В некотором смысле Игнатов символически заменяет Муртазу, давая Юзуфу новую идентичность – имя Иосиф Игнатов, что позволило ему жить за пределами лагеря. Как видно, такая концептуальная подмена, когда негативный опыт выдается за позитивный, затушевывает историческую достоверность и создает ностальгическое, идиллическое представление о советском прошлом с точки зрения населения бывшей «периферии». 

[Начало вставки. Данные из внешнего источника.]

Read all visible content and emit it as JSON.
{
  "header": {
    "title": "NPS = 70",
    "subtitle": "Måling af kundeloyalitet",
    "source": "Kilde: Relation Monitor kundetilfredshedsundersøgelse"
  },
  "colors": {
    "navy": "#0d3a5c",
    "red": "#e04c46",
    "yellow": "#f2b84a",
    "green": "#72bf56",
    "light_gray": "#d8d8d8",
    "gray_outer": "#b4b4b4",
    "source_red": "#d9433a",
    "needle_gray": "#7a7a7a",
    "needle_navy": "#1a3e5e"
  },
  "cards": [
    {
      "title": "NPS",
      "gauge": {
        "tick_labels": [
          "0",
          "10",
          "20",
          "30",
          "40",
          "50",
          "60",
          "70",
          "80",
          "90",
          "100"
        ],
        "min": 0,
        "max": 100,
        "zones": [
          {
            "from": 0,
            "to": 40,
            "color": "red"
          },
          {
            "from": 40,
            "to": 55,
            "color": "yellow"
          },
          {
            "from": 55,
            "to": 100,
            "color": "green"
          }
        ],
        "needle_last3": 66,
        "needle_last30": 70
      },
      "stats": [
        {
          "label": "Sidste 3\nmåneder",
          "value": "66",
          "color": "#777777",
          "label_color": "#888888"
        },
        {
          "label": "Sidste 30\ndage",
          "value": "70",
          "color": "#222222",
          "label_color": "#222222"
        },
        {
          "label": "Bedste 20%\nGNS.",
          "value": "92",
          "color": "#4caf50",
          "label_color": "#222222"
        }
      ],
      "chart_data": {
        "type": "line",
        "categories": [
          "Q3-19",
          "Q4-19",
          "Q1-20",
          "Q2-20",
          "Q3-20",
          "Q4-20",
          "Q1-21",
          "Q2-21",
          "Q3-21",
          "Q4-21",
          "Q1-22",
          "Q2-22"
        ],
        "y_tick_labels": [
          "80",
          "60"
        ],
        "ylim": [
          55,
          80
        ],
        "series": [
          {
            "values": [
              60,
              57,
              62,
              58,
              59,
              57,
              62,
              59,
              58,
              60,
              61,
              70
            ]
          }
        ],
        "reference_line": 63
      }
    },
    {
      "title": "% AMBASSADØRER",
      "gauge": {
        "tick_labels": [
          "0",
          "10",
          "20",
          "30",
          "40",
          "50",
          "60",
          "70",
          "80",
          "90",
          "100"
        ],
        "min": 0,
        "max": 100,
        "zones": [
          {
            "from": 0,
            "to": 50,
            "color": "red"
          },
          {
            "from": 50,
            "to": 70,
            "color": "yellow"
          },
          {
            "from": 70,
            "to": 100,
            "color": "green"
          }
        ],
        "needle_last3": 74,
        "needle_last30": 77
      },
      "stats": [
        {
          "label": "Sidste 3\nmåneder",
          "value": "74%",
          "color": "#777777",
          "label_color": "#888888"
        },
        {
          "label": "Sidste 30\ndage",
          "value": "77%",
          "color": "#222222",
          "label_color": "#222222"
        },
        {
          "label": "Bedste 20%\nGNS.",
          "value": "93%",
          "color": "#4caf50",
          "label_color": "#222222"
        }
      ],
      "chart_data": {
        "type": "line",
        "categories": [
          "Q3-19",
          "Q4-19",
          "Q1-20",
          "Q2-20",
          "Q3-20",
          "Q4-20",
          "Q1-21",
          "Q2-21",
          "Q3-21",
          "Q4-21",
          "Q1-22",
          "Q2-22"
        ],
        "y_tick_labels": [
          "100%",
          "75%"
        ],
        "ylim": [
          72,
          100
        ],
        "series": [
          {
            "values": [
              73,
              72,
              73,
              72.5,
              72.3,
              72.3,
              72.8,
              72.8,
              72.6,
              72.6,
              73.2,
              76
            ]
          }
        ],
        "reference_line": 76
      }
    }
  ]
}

В кратком обзоре русскоязычных писателей показано, как ностальгия формирует литературных героев постсоветского времени. От меланхоличного обывателя в повести Веревочкина, которого ностальгия заставляет снова и снова погружаться в ночные кошмары, до гротескного переосмысления многонационального СССР Яхиной – эти повествования демонстрируют многообразие способов, которыми постсоветские авторы борются с утратой незыблемой, хотя и иллюзорной, советской идентичности в более широком контексте в условиях постсоветского капитализма. Тем не менее, много вопросов еще остается. Как полномасштабное вторжение России в Украину повлияло на тему ностальгии в литературе постсоветских республик? Как сам русский язык усложняет наше понимание произведений, написанных после 1991 года? Какую роль в этих произведениях играют поколенческие, гендерные и классовые различия? Предлагаем читателям глубже погрузиться в эти вопросы и еще более критично подойти к теме ностальгии в русскоязычной литературе.